С другой стороны, ход прений, по словам самого Ленина, «показал разноголосицу». И дело вовсе не сводилось исключительно к борьбе сторонников разных взглядов. Нет, очень многие выступления показали эклектическое сочетание ленинских идей и каменевских практических установок во взглядах делегатов конференции. Некоторые ораторы соглашались с Лениным и предлагали… «оказывать давление» на правительство (что для самого Ленина было неприемлемо) и т. д. Радикальные требования ленинской стратегии шли вразрез с умеренной политической практикой, от которой партия пока была не готова отказываться. Причем сам Ленин также не предлагал конкретных рецептов.

Учитывая все это, также как и серьезные теоретические разногласия между представителями различных течений, которые все еще сохранялись, Зиновьев предложил не выносить резолюцию, ограничившись обменом мнениями. Однако с ним не согласились ни Каменев, ни Ленин, который предложил избрать согласительную комиссию и поручить ей выработать проект резолюции. Это предложение было принято, и в состав комиссии избрали самого Ленина, а также Молотова, Шутко, Багдатьева, Сталина, Зиновьева и Каменева. Молотов и Шутко соглашались с тезисами вождя, представляя левое крыло партии (впрочем, как мы видели, уже с самого начала марта). Каменев и Багдатьев были противниками предложенного Лениным курса. Позиции Сталина и Зиновьева можно, с известной долей условности, считать компромиссными. О колебаниях Зиновьева и его осторожных попытках смягчить противоречия между идейными противниками уже говорилось, а идейная эволюция Сталина в апреле 1917 г. была отдельно рассмотрена выше.

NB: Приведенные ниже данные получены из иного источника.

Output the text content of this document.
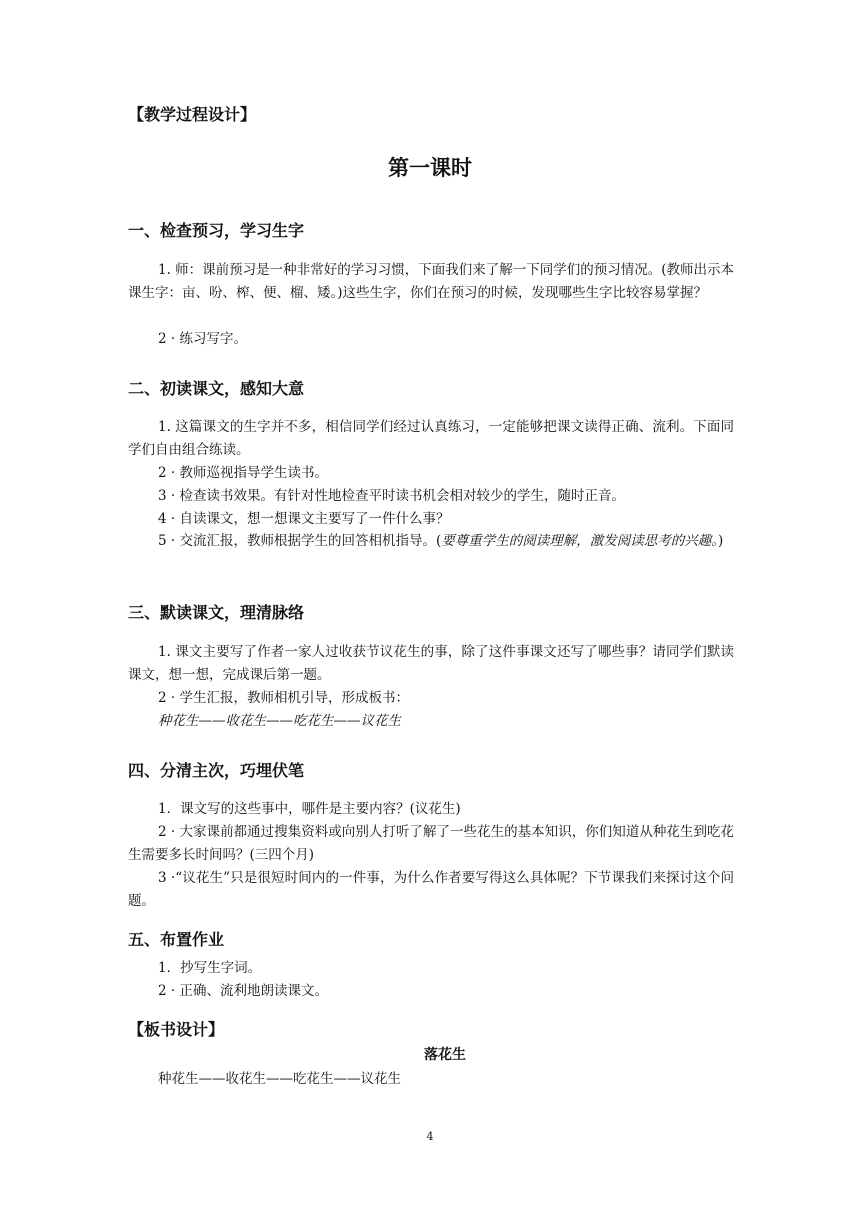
【教学过程设计】
第一课时
一、检查预习，学习生字
1. 师：课前预习是一种非常好的学习习惯，下面我们来了解一下同学们的预习情况。(教师出示本课生字：亩、吩、榨、便、榴、矮。)这些生字，你们在预习的时候，发现哪些生字比较容易掌握？
2 · 练习写字。
二、初读课文，感知大意
1. 这篇课文的生字并不多，相信同学们经过认真练习，一定能够把课文读得正确、流利。下面同学们自由组合练读。
2 · 教师巡视指导学生读书。
3 · 检查读书效果。有针对性地检查平时读书机会相对较少的学生，随时正音。
4 · 自读课文，想一想课文主要写了一件什么事？
5 · 交流汇报，教师根据学生的回答相机指导。(要尊重学生的阅读理解，激发阅读思考的兴趣。)
三、默读课文，理清脉络
1. 课文主要写了作者一家人过收获节议花生的事，除了这件事课文还写了哪些事？请同学们默读课文，想一想，完成课后第一题。
2 · 学生汇报，教师相机引导，形成板书：
种花生——收花生——吃花生——议花生
四、分清主次，巧埋伏笔
1．课文写的这些事中，哪件是主要内容？(议花生)
2 · 大家课前都通过搜集资料或向别人打听了解了一些花生的基本知识，你们知道从种花生到吃花生需要多长时间吗？(三四个月)
3 ·“议花生”只是很短时间内的一件事，为什么作者要写得这么具体呢？下节课我们来探讨这个问题。
五、布置作业
1．抄写生字词。
2 · 正确、流利地朗读课文。
【板书设计】
落花生
种花生——收花生——吃花生——议花生
4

Проекты резолюций по важнейшим вопросам были готовы на следующий день, 15 марта. Их обсуждение вылилось в дискуссию между Лениным и Каменевым. Владимир Ильич попытался ответить тем, кто упрекал его за отсутствие конкретных практических предложений. Выход для большевиков сейчас — утверждал он — в том, чтобы оказывать давление на «мелкую буржуазию» (т. е. на крестьянство), «толкать ее вперед», т. е. способствовать эскалации революционной борьбы, углублению общественных антагонизмов: «Захват всей земли есть движение вперед революционного народа. Замена постоянного войска милицией — движение вперед».

Лев Борисович, однако, вновь обратил внимание собравшихся на то, что открытыми остаются важнейшие тактические вопросы. Но на этот раз он начал не с разногласий, а с того, на чем он согласен с Лениным. В этом отношении он подчеркнул два аспекта. Во-первых, он находил, что его собственный анализ классовой природы Временного правительства и общественно-политической роли Совета рабочих и солдатских депутатов «совершенно сходится» с ленинским. Во-вторых, он неожиданно признался, что ленинские «выводы также не возбуждают ни в ком сомнения». Таким образом, Каменев принимал ленинскую схему революции и его видение ее задач. Однако, он выразил сомнение в том, «есть ли эти выводы ответ на наше отношение к Советам рабочих депутатов». Если Ленин прав — как бы говорил Каменев — и Советы есть прообраз будущей организации власти, пусть нынешняя революция приобретет социалистический характер, пусть так, но как же большевики должны теперь относиться к этим реально существующим Советам, в которых партия остается в незначительном меньшинстве и которые более чем лояльны к «органу господства помещиков и буржуазии» — Временному правительству? Должна ли РСДРП(б) вступить в конфликт с этой «демократической диктатурой»? И если не должна, то может ли она, вопреки воле Советов нападать на Временное правительство, с которым они вступили в определенное соглашение? В той или иной форме Каменев поставил все эти вопросы и констатировал: «Мы (тут он имел ввиду, конечно, своих оппонентов в партии — А.С.) уклоняемся от прямого ответа». Давление на мелкую буржуазию, стремление радикализировать ее, не есть ответ на вопрос об отношении к Советам и правительству, «но надо же сказать, что делать сейчас». И в нынешней ситуации, «лозунг свержения Временного правительства не организует революцию, а дезорганизует» — делает свой вывод Каменев — а «поскольку вы не призываете к свержению Временного правительства сейчас, призывайте сейчас, как это делается в нашей резолюции, к контролю над ним».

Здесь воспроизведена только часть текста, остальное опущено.